I'm creating a divide-and-conquer algorithm for an HW problem. Given an array, I need to find the index of the highest value (any index if there is multiple). My solution works if I want to return the highest value, but I find difficulty when trying to pass the index from buttom of the stack back up. The array size is different for each level.
int findLargestPos(int[] arr) {
int n = arr.length;
int mid = (int)Math.floor(arr.length / 2);
if (arr.length <= 1) {
return 0;
}
int[] arr2 = new int[mid];
int[] arr3 = new int[arr.length - mid];
copyArr(arr, arr2, 0, 0);
copyArr(arr, arr3, mid, 0);
int index1 = findLargestPos(arr);
int index2 = findLargestPos(arr);
// Problem starts
if (value from arr2 is greater than arr3) {
return arr2 index
}
return arr3 index
}
Instead of creating a class to store the index, you can pass an offset variable to your findLargestPos method that gives you how far away the first element of the array passed to the method is to the right of the first element of the original array passed in from the very first function call.

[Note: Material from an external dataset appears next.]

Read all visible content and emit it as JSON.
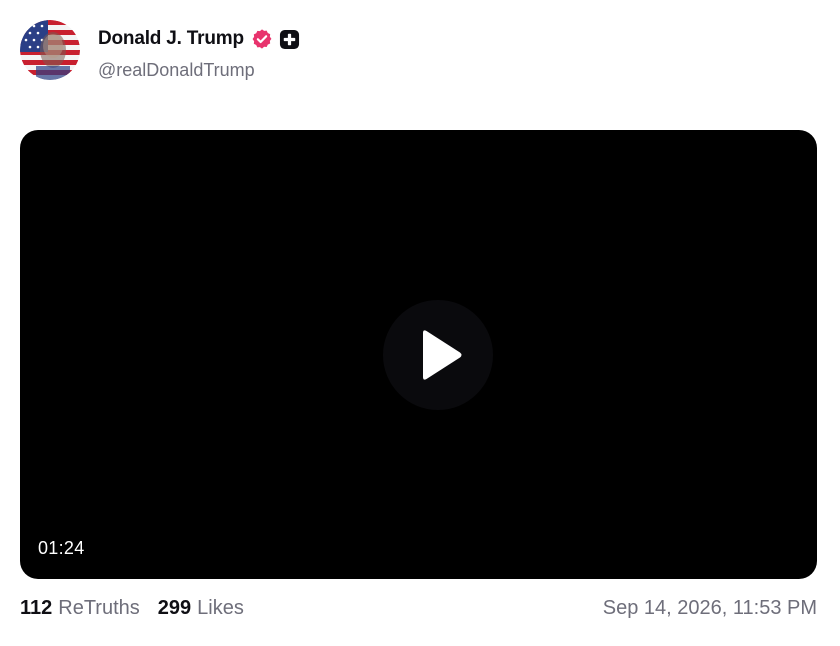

int findLargestPos(int[] arr, int offset) {
...
}
So when first calling findLargestPos, the offset passed should be 0.
findLargestPos(arr, 0)
When making further recursive calls to findLargestPos, the offset passed for the left array should be the offset passed in for the current function call whereas the offset passed for the right array should be the offset passed in for the current function call plus mid.
int index1 = findLargestPos(arr2, offset); // left array
int index2 = findLargestPos(arr3, offset + mid); // right array
However, to get the index from the original array, we also have to change the base condition. Currently, you always return 0 when there is only one or less elements left in the array. Instead, you should pass the offset variable, because this should represent the index of the value in the original array.
if (arr.length <= 1) {
return offset;
}
Now to address your main concern, how to accurately compare the values at the indexes of the left and right arrays where the greatest values occur. Here's the thing: the indexes returned from the function calls to findLargestPos represent the indexes of the greatest values in the original array. But to access these values in the subarrays, you have to use the offset variables. For example, let's say the original array was split up into two arrays of size 3. If the greatest value in the right subarray corresponds to index 4 in the original array, then this corresponds to index 1 in the right subarray. Since mid in this case comes out to 3, we would subtract offset from the index to get the appropriate index for accessing the value in the right subarray. The same logic applies for the left subarray. So here's what the final method implementation would look like,
public static int findLargestPos(int[] arr, int offset) {
int n = arr.length;
int mid = (int)Math.floor(arr.length / 2);
if (arr.length <= 1) {
return offset;
}
int[] arr2 = new int[mid];
int[] arr3 = new int[arr.length - mid];
System.arraycopy(arr, 0, arr2, 0, mid);
System.arraycopy(arr, mid, arr3, 0, arr.length - mid);
int index1 = findLargestPos(arr2, offset);
int index2 = findLargestPos(arr3, offset + mid);
if (arr[index1 - offset] > arr[index2 - offset]) {
return index1;
}
return index2;
}
Notice that I replaced your calls to copyArr with calls to System.arraycopy.